Tell me, purely for the sake of fiction, ARE your muscles as hard as the trees?
Yes they are. Through the use of magical, mental and psychical excersice my muscles have grown as strong as the trees, as swift as the wind, and as controlled as the nightsaber.
And you know what else is hard as the trees? *wiggles eyebrows*
I’m a best seller just waiting to happen, blueberry!
I'm afraid it could never work. It's not me, it's you. You and yours defile the natural world after all, slaughter the animals and poison the earth.
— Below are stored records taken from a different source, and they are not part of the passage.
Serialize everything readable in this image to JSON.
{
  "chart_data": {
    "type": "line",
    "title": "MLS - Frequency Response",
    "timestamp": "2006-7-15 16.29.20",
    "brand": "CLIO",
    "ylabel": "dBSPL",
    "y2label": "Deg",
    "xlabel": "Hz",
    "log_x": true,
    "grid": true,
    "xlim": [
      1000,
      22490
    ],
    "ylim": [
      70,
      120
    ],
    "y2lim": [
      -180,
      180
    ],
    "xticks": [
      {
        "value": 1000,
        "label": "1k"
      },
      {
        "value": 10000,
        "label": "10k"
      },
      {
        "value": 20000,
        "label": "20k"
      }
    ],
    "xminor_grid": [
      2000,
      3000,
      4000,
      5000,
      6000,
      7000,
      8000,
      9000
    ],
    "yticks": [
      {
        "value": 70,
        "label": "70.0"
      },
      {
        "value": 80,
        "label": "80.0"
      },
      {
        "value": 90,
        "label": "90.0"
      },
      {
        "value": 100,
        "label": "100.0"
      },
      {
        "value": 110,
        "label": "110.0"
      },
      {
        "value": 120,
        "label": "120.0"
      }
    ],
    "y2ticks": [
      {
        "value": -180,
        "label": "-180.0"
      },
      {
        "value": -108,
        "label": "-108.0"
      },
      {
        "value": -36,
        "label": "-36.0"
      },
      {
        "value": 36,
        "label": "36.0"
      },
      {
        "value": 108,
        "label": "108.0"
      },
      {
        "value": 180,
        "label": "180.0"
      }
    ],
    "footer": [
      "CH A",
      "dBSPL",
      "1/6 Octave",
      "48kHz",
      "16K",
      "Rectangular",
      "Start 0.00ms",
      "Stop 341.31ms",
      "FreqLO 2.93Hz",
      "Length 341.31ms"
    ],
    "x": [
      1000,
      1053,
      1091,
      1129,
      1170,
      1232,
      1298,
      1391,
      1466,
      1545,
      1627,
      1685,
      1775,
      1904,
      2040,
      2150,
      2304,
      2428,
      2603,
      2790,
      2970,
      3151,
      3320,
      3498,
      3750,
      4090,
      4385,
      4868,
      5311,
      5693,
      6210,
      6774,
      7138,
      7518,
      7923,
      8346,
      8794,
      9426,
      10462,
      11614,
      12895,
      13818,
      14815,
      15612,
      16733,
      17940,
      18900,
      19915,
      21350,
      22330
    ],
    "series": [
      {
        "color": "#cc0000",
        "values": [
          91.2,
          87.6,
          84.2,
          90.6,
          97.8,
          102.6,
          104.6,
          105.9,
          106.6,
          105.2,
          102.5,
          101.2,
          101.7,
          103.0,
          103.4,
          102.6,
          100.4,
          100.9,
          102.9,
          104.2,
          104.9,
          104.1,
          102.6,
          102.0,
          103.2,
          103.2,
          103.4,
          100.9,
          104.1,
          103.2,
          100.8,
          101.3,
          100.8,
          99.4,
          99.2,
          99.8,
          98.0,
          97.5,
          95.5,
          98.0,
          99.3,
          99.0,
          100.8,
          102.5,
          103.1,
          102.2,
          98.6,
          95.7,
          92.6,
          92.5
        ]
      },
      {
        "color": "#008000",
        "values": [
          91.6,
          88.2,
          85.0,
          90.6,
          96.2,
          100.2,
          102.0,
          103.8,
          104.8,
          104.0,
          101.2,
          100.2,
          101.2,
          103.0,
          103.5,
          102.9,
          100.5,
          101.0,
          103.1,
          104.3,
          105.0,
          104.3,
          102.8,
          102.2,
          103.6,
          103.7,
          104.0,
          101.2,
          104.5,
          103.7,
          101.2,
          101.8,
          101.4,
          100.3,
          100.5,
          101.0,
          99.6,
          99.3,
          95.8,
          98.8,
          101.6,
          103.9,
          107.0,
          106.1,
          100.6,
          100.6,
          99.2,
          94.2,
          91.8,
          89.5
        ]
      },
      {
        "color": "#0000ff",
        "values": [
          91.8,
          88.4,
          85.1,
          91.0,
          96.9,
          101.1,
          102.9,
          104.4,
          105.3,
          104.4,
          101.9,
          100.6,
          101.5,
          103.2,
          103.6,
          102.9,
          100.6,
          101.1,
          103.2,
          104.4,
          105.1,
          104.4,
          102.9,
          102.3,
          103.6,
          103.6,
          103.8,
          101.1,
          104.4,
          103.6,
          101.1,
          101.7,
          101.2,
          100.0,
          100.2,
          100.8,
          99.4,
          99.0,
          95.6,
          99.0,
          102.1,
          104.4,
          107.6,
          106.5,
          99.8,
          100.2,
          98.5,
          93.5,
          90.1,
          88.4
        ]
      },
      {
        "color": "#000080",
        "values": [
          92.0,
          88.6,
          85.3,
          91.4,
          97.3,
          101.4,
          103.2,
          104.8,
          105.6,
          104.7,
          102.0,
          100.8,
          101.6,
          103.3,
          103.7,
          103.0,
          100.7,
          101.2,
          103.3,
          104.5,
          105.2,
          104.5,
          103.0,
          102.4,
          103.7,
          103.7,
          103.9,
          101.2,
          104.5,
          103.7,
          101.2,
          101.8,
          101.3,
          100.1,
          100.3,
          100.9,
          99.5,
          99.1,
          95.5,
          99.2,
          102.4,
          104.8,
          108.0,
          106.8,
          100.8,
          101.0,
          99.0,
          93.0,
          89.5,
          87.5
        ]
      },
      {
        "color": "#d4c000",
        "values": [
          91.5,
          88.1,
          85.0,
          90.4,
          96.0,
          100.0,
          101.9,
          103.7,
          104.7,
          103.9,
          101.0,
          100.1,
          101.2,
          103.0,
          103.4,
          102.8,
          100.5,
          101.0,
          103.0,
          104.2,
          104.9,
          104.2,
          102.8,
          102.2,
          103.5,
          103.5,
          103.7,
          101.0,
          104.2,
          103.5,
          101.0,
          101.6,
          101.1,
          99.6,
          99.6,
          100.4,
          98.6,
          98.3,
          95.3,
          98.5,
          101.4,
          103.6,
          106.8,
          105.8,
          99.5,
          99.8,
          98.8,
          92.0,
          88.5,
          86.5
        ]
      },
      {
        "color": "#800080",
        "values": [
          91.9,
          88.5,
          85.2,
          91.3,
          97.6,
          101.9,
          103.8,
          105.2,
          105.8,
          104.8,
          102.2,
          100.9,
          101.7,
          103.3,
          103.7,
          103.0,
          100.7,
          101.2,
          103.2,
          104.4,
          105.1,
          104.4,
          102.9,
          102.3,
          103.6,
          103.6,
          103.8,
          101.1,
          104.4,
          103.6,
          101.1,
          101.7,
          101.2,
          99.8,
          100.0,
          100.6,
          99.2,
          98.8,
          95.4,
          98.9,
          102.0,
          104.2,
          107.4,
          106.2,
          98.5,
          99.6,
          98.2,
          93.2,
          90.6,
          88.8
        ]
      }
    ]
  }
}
I bet you are fun at a party.
Now now, my keg-sized companion, one does not need to destroy nature to have fun.
I'd like to hunt you down
Time to enjoy knighthood together!
Well this is awkward, especially if we're brothers of the order....
I could share some amoozing jokes with you over a nice fresh glass of milk.
I will make burger out of you for that pun...
Still threatening to chase people with frost wyrms? You must be terrible at parties, that's why I'll pass, plus, I don't want to cut myself on all that edge of yours!
My bark is worse than my bite, perhaps we can share a beverage and see where it goes?
Cool! Could you show me how you transform into things? Always wanted to see that
Whats the joke those female draenei make about gnomes?
Don't date people under 26, just dont -.-
The silent type, huh? It's alright, I can do the talking!
And I'd love to listen to that sweet, extoic voice of yours. Prehaps over a nice dinner?
Sure, whilst we're at it, you can perhaps leave my mother's home alone in Ashenvale. No need to burn that down too, right?
Her home, her garden, the moonwell - and you better believe I will find a way to set that enchanted water on fire. They'll be calling me the Ashbringer once I'm done.
So how does an ale at nine o'clock sound?
I'm not the violent type, so I will just Blood Eagle you and roast some marshmallows while doing it.